Malum olduğu üzere 1961 yılında başlayan işgücü göçünün ardından bugün büyük çoğunluğu Batı Avrupa’da olmak üzere 6 milyonun üzerinde vatandaşımız yurtdışında yaşamaktadır.
Aradan geçen yaklaşık 65 yılın ardından özellikle Avrupa’da Türkiye kökenliler arasında kuşak farklılıklarının oluşması beklenen bir durumdur.

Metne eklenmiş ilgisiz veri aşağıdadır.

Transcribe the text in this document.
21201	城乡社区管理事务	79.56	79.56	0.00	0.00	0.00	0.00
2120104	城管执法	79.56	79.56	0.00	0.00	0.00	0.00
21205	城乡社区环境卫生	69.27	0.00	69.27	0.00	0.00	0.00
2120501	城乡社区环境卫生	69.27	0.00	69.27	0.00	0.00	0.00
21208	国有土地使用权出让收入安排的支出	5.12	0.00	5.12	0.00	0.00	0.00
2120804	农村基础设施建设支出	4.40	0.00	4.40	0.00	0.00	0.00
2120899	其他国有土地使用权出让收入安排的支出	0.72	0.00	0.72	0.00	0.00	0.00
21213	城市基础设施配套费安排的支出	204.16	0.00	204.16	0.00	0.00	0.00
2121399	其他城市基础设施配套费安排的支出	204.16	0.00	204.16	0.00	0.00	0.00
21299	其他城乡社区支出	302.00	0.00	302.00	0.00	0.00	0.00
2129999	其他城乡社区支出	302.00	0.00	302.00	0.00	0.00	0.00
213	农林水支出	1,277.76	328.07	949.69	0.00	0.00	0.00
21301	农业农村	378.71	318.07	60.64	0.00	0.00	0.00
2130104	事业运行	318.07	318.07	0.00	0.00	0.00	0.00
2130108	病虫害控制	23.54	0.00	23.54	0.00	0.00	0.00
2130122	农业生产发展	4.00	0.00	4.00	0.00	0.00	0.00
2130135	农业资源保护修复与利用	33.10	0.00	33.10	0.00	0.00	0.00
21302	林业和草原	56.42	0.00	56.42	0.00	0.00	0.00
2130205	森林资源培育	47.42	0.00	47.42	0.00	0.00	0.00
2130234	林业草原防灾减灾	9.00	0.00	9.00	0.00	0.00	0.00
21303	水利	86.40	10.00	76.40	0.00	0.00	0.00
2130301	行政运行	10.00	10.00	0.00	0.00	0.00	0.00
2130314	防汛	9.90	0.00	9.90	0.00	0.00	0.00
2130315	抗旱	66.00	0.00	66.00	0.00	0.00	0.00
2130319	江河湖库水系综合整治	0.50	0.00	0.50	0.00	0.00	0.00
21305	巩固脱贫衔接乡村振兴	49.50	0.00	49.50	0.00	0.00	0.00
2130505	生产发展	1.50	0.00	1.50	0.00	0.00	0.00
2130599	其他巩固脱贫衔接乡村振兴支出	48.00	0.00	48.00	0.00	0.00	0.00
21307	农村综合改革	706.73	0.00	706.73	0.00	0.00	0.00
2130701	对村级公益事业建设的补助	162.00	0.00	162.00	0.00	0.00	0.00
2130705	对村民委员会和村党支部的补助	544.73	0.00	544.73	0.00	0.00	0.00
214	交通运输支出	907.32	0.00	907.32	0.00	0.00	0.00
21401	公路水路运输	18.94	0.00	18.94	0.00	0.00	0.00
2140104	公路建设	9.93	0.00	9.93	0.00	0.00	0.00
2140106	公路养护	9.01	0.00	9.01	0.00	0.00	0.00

Birinci nesil göçmenler ile dördüncü nesil göçmenlerin ana vatana aidiyetlerinin, yaşanılan ülkeye entegrasyonlarının, hayattan beklentilerinin, umutlarının, korkularının, hayallerinin farklılaşmasını besleyecek çok sayıda sosyo-ekonomik, politik, kültürel, psikolojik faktör öne çıkmaktadır.
Çoğunlukla misafir işçi olarak kısa süreliğine ekonomik güdüyle göç kararı alan birinci nesil göçmenler açısından izin dönemi 11 ay boyunca hazırlanılan ve nihayetinde hediye dolu bavullarla yola çıkılan bir seremoniyi ifade ediyordu.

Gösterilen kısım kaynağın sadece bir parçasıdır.